MetricThis stockSectorWhat it tells you
Market cap13.57Bmid-large capLarge for a component supplier
Forward P/E84.03rich vs peersPrices in strong growth
P/S26.76xrich vs peersHigh multiple on 507M revenue
P/B12.27xrich vs peersPremium to book
EV/EBITDA38.41xrich vs peersIgnores current losses
Profit margin-8.6%below averageStill unprofitable
Rev growth YoY51.4%above averageStrong recent expansion
Beta3.67highVery sensitive to market swings
06Financial health

Financial health

Balance sheet shows ample cash relative to debt but ongoing operating losses.

Cash
449.38M
Debt
173.67M
Equity
1.11B

Cash of 449M exceeds total debt of 174M, giving the firm a net-cash position and a runway measured in years even if losses continue at the current EBITDA rate. Equity of 1.11B against total assets of 1.57B implies a solid capital base. The structure supports the growth thesis by allowing continued R&D and capacity expansion without immediate dilution pressure, though sustained negative operating margins of -8.6% will eventually require either higher volumes or cost discipline to avoid eroding the cash buffer.

07Risks & flags

Risks

Several concrete flags stand out from the data.

Negative profitability
Profit and operating margins both -8.6% despite 51% revenue growth; losses could widen if orders slip.
Extreme volatility
Beta of 3.67 and 52-week range spanning 16.55 to 233.67 mean sharp drawdowns are common.
High valuation
Forward P/E of 84 and P/S of 26.76 leave little room for missed quarters.
Customer concentration
Heavy reliance on data-center operators means any delay at Amazon or Microsoft directly hits results.
Geographic exposure
Manufacturing in Taiwan and China adds tariff and supply-chain risk not quantified in supplied data.
08Insider & ownership

Ownership

Insiders and institutions hold meaningful stakes with almost no short interest.

Insiders10.8%
Institutions68.3%
Short % float0.1%
Shares out80.24M
Float76.07M

Low short interest reduces squeeze risk but also means less forced buying on positive news; high institutional ownership can amplify moves on earnings.

09What's next

What’s next

Next earnings and any follow-on order updates are the main near-term catalysts.

~Jun 2026
Q2 2026 earnings (est. 3 months after Mar 31 quarter)
Jun 15, 2026
Jim Cramer prefers Corning over AAOI
Jun 11, 2026
Multiple headlines on AI optimism and stock surge

Investors will watch whether the 1.6T orders convert into sequential revenue growth and whether margins begin to turn positive.

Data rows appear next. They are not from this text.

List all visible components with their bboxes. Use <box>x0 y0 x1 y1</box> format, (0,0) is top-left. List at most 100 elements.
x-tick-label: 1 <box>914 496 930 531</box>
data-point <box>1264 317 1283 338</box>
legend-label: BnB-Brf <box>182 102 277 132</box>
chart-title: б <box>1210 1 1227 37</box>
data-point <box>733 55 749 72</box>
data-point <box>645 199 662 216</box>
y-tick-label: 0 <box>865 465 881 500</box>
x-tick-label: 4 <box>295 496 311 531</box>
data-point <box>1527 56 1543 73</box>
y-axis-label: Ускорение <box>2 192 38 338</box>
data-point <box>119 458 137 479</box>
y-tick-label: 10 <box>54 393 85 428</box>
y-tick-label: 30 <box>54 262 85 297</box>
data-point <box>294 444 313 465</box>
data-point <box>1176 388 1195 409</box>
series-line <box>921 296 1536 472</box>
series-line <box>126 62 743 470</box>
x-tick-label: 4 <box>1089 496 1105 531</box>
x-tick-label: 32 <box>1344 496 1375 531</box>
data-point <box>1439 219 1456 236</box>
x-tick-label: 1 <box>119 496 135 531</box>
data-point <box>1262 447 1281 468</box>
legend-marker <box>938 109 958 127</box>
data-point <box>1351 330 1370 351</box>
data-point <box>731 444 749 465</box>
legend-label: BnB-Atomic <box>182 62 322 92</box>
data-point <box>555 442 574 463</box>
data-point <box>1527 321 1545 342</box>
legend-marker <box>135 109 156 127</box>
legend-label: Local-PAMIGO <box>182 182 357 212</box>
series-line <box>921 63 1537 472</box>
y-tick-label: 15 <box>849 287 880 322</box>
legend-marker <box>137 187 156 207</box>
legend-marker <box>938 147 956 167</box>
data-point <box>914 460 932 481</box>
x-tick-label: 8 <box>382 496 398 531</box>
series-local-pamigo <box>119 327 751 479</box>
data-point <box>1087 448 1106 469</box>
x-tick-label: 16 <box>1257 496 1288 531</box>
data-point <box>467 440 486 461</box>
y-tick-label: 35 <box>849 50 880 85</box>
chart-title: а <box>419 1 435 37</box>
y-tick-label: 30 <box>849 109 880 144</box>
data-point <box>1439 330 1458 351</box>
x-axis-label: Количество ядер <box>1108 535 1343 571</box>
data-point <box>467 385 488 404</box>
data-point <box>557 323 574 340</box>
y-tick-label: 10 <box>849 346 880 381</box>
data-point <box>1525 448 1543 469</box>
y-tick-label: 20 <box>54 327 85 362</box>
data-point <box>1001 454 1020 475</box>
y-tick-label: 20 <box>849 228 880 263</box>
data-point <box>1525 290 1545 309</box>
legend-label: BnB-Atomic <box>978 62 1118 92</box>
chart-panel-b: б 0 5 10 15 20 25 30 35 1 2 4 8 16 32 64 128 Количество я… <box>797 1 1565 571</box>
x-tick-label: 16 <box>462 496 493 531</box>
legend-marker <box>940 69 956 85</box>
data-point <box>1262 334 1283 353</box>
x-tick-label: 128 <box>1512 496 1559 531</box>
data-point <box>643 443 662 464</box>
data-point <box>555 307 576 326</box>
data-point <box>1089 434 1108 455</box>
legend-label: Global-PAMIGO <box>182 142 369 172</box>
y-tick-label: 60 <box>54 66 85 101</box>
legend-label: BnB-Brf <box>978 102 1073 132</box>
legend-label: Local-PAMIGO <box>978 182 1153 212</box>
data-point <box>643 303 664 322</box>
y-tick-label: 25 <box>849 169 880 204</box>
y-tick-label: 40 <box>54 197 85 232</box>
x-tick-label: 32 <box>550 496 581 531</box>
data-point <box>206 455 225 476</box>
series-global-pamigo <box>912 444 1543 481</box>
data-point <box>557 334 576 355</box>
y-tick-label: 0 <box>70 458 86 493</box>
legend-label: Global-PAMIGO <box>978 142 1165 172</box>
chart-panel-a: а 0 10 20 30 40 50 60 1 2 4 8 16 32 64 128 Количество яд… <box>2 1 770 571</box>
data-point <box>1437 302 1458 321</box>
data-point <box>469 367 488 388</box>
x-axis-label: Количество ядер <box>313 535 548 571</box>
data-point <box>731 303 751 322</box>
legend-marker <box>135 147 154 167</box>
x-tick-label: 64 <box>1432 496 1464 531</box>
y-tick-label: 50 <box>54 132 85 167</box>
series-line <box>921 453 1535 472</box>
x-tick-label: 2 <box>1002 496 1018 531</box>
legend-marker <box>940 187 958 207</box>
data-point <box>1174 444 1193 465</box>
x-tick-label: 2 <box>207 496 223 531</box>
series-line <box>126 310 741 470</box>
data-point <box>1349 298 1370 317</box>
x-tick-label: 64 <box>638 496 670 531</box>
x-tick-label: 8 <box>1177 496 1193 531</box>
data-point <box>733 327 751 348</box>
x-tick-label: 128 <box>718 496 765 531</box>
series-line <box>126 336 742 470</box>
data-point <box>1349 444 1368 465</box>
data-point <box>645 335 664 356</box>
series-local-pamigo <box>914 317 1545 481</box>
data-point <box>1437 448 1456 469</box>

Any new qualification wins at additional hyperscalers would extend the runway.

10How to buy

How to buy

AAOI trades on a major U.S. exchange under ticker AAOI.

ExchangeUS (NASDAQ)
TickerAAOI
Liquidity noteAvg volume not reported; size positions modestly given 3.67 beta
Foreign listingNo; U.S. domestic issuer

Use limit orders and consider dollar-cost averaging because of the wide daily ranges observed in the 52-week data.

11Bottom line

The setup, in one screen

Bull, bear, and what to watch

BULL
Large hyperscale orders plus 51% revenue growth give a credible path to scale in the AI optical supply chain.
BEAR
Still-unprofitable operations, 84x forward earnings and 3.67 beta create substantial downside if growth slows.
WATCH
Next earnings for margin trajectory and any incremental order announcements from Amazon or Microsoft.
High-risk momentum name suitable only for small portfolio sleeves with strict stop discipline.
FinX Tracker sources every figure from market data and fact-checks the thesis across multiple passes. Information only, not investment advice. FinX Tracker is independent and not affiliated with the featured account.